CISA: Recently Patched Ivanti EPM Flaw Now Actively Exploited

The inclusion of CVE‑2026‑1603 in CISA’s Known Exploited Vulnerabilities (KEV) catalog marks a rare escalation for a flaw that was already patched in Ivanti’s Endpoint Manager (EPM) suite. Ivanti EPM powers device management for more than 40,000 enterprises, spanning Windows, macOS, Linux, Chrome OS, and IoT environments. By flagging the vulnerability as “actively exploited,” the agency signals that threat actors are likely scanning for unpatched installations despite the vendor’s release of the 2024 SU5 update. This move aligns with CISA’s broader effort to harden the federal enterprise against supply‑chain attacks.

Technically, CVE‑2026‑1603 is a low‑complexity cross‑site scripting (XSS) bug that bypasses authentication and exfiltrates credential data without any user interaction. The attack vector requires only a reachable web interface, making the more than 700 internet‑facing EPM instances identified by Shadowserver attractive targets. Ivanti’s patch, bundled in the 2024 SU5 service update, also remedied an unrelated SQL injection issue, but the rapid addition to the KEV list suggests that some organizations have not yet applied the fix. Past incidents—such as the 2024‑29824 exploit—demonstrate how quickly attackers can weaponize similar flaws.
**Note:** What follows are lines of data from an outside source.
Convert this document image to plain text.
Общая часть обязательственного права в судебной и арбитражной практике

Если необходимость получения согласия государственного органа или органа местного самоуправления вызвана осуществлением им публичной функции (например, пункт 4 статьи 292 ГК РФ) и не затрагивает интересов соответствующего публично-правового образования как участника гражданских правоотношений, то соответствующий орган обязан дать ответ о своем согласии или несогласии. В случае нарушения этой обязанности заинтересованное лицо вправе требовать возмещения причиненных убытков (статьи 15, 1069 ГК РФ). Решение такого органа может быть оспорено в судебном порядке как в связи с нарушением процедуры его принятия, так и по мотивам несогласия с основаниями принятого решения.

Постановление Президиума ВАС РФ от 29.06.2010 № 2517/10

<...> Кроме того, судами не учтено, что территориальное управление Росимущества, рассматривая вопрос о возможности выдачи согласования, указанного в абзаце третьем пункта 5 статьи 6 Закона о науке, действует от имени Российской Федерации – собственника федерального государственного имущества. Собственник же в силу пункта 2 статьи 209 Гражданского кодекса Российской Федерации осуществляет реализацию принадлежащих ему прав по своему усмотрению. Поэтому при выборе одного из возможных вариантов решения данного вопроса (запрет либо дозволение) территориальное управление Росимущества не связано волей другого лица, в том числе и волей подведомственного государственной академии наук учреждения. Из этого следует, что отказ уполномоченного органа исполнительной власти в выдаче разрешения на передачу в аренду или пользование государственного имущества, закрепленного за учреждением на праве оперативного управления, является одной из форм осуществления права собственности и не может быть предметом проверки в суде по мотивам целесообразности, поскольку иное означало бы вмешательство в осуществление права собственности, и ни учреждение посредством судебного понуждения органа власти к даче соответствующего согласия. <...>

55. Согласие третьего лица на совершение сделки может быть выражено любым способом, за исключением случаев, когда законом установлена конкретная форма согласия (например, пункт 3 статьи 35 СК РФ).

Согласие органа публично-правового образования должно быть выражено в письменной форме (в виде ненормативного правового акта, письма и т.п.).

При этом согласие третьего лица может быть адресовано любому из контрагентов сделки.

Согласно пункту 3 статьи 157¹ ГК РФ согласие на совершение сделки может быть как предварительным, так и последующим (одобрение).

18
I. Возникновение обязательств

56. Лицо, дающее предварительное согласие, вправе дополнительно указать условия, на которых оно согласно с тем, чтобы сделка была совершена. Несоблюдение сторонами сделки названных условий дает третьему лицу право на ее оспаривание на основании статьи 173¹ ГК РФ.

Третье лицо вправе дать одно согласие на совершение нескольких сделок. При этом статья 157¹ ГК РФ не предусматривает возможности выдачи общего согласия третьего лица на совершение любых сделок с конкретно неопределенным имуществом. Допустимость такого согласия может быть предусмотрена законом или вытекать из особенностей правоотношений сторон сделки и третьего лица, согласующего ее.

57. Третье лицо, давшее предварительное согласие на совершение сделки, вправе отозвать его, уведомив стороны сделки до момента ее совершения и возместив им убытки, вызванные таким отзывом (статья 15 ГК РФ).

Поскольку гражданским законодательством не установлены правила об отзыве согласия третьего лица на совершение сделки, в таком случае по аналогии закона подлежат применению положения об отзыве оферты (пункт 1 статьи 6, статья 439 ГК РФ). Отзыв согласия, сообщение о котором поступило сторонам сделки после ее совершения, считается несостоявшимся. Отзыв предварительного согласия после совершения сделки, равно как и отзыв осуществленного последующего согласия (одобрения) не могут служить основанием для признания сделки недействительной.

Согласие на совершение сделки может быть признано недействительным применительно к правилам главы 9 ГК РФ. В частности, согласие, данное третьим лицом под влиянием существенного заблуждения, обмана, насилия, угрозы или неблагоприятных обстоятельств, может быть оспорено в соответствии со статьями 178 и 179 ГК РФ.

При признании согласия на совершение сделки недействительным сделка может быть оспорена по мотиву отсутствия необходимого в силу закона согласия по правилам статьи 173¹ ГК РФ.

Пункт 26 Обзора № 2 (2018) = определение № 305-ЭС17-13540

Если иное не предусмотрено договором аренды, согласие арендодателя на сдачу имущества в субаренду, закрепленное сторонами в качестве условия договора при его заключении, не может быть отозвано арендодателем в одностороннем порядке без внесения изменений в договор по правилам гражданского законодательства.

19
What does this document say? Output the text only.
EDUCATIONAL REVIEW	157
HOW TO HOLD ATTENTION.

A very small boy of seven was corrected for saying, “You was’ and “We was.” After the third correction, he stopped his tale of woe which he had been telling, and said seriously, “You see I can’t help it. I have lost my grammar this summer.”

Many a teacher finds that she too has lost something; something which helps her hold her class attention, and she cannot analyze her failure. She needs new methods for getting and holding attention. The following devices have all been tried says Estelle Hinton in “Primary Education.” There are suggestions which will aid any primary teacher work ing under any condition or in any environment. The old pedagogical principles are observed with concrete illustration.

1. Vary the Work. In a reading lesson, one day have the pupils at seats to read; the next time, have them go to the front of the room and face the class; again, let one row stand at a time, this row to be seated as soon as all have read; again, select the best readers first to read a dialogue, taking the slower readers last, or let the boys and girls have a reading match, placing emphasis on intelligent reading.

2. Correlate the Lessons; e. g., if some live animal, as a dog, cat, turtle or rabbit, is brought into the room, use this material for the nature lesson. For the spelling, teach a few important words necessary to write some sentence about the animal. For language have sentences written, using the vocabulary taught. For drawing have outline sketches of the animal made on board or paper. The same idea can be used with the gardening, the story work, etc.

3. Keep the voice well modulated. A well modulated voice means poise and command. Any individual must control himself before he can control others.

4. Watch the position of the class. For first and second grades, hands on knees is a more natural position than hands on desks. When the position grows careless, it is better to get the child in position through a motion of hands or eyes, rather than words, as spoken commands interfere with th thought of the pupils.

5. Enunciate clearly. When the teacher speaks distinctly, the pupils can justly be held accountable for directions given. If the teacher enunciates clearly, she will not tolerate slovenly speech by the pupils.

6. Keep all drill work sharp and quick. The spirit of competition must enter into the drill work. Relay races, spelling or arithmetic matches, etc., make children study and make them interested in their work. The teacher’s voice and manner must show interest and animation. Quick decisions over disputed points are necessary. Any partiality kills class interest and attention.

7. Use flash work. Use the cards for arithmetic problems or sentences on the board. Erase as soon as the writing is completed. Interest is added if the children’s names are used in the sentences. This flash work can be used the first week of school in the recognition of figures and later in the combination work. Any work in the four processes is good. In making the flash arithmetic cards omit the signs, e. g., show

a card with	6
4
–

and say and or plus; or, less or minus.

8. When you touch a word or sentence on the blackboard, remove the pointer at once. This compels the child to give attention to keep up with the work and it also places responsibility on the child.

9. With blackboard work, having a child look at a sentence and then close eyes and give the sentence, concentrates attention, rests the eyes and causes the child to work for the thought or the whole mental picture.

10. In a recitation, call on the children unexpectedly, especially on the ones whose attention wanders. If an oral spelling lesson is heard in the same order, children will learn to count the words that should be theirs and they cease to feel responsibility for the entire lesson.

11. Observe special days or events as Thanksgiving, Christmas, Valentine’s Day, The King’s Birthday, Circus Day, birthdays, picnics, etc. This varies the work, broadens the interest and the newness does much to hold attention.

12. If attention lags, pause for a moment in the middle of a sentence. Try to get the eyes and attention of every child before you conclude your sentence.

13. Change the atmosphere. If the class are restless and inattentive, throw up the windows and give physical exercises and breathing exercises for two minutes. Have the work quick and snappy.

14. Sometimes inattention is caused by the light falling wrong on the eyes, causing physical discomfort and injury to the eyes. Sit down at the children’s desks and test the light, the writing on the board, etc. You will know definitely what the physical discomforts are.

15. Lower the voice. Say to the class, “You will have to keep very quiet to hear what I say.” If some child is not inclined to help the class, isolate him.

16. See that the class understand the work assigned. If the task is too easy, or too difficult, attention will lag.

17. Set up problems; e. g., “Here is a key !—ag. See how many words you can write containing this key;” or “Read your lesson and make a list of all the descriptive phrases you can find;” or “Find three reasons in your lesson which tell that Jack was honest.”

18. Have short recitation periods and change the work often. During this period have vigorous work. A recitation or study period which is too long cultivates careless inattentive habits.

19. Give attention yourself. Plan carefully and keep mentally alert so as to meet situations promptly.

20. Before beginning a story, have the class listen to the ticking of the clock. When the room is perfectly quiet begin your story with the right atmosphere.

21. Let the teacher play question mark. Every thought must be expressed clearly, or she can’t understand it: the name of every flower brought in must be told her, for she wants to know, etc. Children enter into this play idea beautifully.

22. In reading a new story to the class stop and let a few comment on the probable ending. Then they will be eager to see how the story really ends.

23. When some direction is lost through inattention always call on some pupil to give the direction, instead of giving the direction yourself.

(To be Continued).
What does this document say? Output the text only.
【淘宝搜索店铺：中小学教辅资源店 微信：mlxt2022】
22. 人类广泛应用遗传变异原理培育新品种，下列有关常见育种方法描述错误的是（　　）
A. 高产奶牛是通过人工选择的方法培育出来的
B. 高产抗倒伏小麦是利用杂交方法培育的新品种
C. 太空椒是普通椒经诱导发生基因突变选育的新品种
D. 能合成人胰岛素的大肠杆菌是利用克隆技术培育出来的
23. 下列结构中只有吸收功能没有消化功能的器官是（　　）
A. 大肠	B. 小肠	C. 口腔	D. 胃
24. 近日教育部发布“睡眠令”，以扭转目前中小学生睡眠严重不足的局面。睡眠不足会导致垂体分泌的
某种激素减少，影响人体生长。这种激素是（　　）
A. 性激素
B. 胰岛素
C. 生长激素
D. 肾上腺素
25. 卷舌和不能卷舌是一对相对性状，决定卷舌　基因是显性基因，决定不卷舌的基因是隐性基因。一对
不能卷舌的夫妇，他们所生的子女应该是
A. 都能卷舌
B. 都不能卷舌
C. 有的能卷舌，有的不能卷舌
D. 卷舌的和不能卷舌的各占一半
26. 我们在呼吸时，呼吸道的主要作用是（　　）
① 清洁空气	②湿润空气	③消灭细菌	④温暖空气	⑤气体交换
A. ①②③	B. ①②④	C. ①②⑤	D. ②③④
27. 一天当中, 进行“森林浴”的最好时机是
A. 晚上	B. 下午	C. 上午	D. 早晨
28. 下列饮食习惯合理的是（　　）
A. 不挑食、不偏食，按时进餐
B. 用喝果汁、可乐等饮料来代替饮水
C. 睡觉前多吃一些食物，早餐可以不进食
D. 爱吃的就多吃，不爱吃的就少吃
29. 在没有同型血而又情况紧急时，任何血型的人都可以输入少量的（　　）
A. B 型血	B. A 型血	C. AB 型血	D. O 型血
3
For federal agencies and private firms alike, the March 23 deadline imposes a tight remediation window that underscores the need for automated patch deployment and continuous asset discovery. Enterprises should inventory all EPM endpoints, verify the SU5 version, and prioritize remediation of any legacy installations still exposed to the internet. Moreover, integrating threat‑intelligence feeds like Shadowserver into security operations can surface vulnerable assets before adversaries exploit them. By treating Ivanti’s recent vulnerabilities as a case study, organizations can reinforce their broader vulnerability‑management lifecycle and reduce the attack surface across heterogeneous device fleets.